Cook had to learn how to take notes and understand complex medical concepts in English. In her first year she didn’t feel there was a space for her in the traditional colonial structures of university as she struggled with feeling like a troublemaker when she submitted her assignments in te reo Māori. She believes that’s a large reason why many raukura don’t go to mainstream universities.
“Going to university is daunting anyway but I feel like a lot of the kura kids think they’re too brown, because that’s definitely something that I felt – where do I fit in? There’s so many different subsets of Māori here, the ones who don’t really want to have anything to do with it, the ones who want to but don’t know what to do, and students like me who come from te ao Māori spaces and don’t know where to put ourselves.”
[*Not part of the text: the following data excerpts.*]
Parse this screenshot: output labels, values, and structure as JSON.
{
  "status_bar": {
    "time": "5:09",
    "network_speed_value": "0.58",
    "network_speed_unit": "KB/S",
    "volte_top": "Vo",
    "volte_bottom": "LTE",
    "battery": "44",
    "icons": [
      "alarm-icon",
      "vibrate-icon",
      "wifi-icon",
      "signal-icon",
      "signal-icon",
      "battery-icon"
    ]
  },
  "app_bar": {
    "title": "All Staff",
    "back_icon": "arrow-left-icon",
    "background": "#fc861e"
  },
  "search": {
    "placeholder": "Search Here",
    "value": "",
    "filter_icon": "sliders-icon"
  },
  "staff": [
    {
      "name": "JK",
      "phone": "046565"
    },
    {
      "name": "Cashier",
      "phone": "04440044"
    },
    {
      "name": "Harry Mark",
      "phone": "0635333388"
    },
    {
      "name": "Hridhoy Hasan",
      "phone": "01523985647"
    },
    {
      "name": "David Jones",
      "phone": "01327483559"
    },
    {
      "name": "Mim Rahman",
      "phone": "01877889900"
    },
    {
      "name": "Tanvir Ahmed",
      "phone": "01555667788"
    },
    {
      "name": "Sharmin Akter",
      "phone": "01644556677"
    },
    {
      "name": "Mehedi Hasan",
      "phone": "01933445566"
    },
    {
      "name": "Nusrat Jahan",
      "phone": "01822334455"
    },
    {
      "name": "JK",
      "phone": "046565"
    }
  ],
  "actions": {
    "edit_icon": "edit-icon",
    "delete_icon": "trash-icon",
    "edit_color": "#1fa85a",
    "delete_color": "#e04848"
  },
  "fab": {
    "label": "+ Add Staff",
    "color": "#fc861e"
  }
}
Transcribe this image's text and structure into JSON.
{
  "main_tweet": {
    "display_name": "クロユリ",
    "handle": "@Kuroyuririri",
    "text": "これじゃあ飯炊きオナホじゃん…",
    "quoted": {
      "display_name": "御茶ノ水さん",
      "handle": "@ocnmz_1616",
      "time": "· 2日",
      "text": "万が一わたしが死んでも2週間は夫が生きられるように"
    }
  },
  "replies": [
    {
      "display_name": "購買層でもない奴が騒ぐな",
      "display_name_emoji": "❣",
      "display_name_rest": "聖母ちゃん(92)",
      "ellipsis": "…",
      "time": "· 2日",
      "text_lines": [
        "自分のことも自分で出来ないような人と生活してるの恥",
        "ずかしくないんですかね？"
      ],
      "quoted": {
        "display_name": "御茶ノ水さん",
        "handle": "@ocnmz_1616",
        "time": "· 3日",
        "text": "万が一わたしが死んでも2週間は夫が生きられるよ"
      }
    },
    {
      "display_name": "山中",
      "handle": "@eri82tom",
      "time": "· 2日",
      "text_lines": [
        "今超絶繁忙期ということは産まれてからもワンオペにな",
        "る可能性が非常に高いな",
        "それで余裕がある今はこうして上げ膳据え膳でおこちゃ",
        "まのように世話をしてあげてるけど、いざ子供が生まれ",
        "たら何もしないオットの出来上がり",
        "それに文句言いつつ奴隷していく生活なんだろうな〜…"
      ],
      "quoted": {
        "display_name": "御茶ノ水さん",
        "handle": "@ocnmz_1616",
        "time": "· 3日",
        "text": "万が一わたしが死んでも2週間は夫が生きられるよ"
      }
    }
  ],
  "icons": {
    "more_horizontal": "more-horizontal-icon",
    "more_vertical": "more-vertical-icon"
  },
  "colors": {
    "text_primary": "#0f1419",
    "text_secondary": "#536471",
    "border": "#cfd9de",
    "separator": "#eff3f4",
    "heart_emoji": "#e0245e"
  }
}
Now a third-year student, she’s a lot more confident in her culture and place at the university, and is about to lead a study she’s titled “An investigation into raukura integration into Euro-centric Otago University.” The study will focus on first-year health science students, noticing differences in the transition between high school and tertiary education for raukura versus students who come from mainstream schooling. Cook will use her own experience to inform the study.
“I felt in first year that I didn’t belong here, but now in third year I’m like ‘heck yeah I belong here, I deserve this as much as anyone else,’ and with that change in attitude, learning has become easier.”
Cook still takes her notes in te reo Māori, and writes her assignments and essays in reo Māori, too. The difference is she’s no longer afraid to rock the boat. She demands markers who can understand te reo and won’t apologise for asking more from the university.
“Even though I spent 18 years in kura, it was getting thrown into the deep end that reinforced who I am and where I’m from. Because of that I don’t really put up with anything like that. I’m just doing what I can as a student.”
She hopes her experience and research will help other raukura feel more empowered to join mainstream universities without having to pack their culture away. And she wants to see further steps taken to ensure they’re supported when they join their new environment.
“When you get to a tertiary space, it doesn’t matter if it’s wānanga or university, it’s being able to trust in your abilities that really pushes you through. Even when you’re going through times where it feels like too much, it’s about being true to who you are and what you know and what you believe in.”